• LETTRE DU FRONT ½

    Ma chère mère,

     

    – S’il vous plaît, d’imaginer que mon écriture est irrégulière, n’allez pas penser pour autant que ma main tremble à ce point que je ne puis la maîtriser. Cependant, avec beaucoup d’humilité, je vous avouerai qu’il n’est pas que les doigts qui se mettent soudainement à s’agiter lorsque dans la tranchée, nous nous faisons si petits qu’il me semble entendre ricaner les rats. Mes hommes et moi, parfois, il nous arrive de nous demander pour quelles raisons ceux d’en face en veulent tant à notre peuple. À moins qu’ils ne désirent s’emparer de notre pays que pour s’approprier son histoire et sa grandeur. Souvent, il me vient à penser que de toute notre famille, j’aurai donc été le seul à connaître la guerre ! Croyez bien que je n’en revendique nullement le privilège. Tant de haine est mise pour défendre ou conquérir un malheureux arpent de terre déchirée jusqu’aux entrailles par les obus et la mitraille ! Jamais une parcelle de territoire n’aura coûté plus cher en aucun pays du monde. Il nous est si difficile de quantifier le nombre exact de vies qu’il aura fallu pour occuper des boyaux et des tranchées qui sont semblables aux nôtres, à moins qu’elles le fussent précédemment, et perdus lors d’une bataille antérieure.

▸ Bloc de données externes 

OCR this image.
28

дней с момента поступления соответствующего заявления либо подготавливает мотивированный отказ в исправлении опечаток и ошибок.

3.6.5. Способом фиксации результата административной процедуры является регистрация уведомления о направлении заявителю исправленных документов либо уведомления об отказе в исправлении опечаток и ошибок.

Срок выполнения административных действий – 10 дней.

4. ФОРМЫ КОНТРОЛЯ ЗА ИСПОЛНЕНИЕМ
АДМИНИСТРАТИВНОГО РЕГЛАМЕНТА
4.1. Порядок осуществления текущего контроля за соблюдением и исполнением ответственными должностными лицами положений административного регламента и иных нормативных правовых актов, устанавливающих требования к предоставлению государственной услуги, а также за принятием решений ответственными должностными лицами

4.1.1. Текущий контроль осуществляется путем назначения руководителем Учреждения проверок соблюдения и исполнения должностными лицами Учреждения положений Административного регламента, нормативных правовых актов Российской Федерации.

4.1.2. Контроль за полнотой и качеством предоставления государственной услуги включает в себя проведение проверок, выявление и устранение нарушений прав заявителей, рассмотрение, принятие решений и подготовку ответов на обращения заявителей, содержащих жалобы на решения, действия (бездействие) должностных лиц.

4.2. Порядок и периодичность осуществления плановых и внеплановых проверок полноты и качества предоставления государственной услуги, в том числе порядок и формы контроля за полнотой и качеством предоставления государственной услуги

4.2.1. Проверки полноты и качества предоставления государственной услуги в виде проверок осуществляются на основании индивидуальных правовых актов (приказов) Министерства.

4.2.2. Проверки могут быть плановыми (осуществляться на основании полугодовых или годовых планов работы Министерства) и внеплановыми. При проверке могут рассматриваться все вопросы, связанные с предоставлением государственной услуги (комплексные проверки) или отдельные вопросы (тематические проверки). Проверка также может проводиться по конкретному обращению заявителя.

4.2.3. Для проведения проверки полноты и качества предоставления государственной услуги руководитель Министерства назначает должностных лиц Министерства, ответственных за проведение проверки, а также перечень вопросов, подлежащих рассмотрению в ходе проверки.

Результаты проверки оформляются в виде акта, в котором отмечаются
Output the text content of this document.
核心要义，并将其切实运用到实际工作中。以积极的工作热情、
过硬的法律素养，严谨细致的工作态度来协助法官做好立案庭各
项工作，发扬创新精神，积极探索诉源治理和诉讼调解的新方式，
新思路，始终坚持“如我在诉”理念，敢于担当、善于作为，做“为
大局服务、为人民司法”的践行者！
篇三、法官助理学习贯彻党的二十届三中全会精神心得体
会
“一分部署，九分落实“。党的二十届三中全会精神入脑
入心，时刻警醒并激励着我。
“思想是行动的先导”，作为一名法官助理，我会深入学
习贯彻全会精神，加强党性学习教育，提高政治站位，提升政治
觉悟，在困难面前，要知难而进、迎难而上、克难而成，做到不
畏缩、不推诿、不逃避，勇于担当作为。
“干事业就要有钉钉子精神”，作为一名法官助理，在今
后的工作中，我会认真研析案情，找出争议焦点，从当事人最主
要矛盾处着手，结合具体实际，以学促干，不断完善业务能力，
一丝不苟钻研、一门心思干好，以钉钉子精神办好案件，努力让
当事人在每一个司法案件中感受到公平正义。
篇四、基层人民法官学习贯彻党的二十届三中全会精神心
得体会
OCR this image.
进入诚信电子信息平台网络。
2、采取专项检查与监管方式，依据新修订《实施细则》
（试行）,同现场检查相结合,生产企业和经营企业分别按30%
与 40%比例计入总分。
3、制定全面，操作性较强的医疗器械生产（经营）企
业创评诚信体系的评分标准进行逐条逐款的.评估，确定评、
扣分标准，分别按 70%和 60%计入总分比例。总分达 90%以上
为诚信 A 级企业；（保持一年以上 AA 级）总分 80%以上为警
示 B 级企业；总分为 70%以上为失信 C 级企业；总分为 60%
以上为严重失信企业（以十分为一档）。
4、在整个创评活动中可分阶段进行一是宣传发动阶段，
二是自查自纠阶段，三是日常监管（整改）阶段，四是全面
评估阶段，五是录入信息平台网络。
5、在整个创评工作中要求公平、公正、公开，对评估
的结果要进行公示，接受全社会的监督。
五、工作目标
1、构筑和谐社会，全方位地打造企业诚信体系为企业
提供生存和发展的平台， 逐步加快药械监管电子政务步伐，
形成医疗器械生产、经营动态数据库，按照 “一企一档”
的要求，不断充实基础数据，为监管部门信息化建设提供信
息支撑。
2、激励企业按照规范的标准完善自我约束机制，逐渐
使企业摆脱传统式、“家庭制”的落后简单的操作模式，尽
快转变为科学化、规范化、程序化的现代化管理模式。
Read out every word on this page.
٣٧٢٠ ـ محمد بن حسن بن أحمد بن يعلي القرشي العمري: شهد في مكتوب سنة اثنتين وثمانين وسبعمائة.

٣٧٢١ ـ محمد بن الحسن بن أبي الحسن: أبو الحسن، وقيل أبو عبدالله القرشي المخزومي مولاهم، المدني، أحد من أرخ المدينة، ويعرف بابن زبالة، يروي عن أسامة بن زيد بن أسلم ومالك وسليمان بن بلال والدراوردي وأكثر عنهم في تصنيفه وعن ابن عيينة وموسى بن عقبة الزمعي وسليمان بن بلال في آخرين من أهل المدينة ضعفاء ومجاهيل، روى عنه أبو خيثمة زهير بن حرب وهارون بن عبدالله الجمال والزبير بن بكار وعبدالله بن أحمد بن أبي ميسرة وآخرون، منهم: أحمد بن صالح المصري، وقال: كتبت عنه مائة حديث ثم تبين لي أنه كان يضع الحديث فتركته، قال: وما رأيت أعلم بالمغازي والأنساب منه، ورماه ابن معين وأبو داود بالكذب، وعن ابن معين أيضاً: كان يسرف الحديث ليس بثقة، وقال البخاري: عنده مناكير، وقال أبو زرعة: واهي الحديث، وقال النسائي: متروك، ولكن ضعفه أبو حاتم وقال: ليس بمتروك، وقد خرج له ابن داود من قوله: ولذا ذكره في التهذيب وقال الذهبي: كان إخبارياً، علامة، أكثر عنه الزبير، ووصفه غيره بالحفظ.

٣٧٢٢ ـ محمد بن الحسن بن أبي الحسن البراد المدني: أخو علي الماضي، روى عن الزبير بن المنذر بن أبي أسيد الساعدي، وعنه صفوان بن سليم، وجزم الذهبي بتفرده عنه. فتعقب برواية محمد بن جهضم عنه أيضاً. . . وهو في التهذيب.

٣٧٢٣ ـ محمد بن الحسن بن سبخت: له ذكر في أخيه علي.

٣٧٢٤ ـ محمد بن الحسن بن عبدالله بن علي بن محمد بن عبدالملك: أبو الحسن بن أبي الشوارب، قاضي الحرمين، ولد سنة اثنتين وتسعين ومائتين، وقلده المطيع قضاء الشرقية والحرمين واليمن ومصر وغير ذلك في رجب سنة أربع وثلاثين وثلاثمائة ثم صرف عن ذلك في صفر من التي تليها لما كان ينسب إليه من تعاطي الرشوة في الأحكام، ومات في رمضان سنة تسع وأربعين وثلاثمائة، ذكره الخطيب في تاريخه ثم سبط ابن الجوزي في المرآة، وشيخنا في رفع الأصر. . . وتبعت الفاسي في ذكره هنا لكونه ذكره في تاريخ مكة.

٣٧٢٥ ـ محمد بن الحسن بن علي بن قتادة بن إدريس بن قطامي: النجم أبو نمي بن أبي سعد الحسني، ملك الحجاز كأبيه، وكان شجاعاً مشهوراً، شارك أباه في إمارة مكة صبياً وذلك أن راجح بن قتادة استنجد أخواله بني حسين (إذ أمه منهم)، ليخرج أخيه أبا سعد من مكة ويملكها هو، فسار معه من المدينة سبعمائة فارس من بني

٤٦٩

    Rien ne ressemble plus à une dépouille que celle allongée à ses côtés, alors qu’elle gît face contre terre, comme si elle ne désirait pas que l’on remarque les sillons laissés sur le visage, par les larmes dont on ne peut empêcher qu’elles coulent déjà à l’instant d’avant le grand saut. Qu’avons-nous donc de plus que les nos voisins, qu’à la fin nous ne voulions céder ? Nous ne sommes que des hommes qui ont tous une famille, qu’elle soit d’un bord ou de l’autre de la frontière ! Malgré les terribles épreuves qui les attendent, à aucun moment, les soldats des deux camps n’envisagent le pire. Sommes-nous inconscients à ce point qu’aucun de nous n’entrevoit qu’à l’instant suivant, il pourrait ne plus être ? Et pourtant, c’est par centaines que ces pauvres hommes abandonnent à la vie les leurs qui tremblent loin, dans leurs foyers.  

    Je sais mère que mon courrier n’est guère réjouissant.  

    Ma qualité d’officier me permet d’en dire sans doute plus que la censure l’autorise. Mais s’il ne se trouve personne pour expliquer ce que nous vivons, que retiendrait l’histoire à notre sujet, et des sacrifices que nous faisons pour défendre notre patrie ? Je ne connaissais pas celle qui se nomme ainsi, le ciel de notre pays étant si loin et surtout plus ensoleillé ! Pour être honnête, je vous avouerais mère, que j’ai été profondément déçu en découvrant le territoire de mes ancêtres ! Chez nous, le père, et les anciens nous en avaient dit tant de bien ! Ils ne tarissaient jamais d’éloges sur la paysannerie, les villes qui se regroupaient auprès du clocher, à deux pas des défunts dont le cimetière jouxte les églises.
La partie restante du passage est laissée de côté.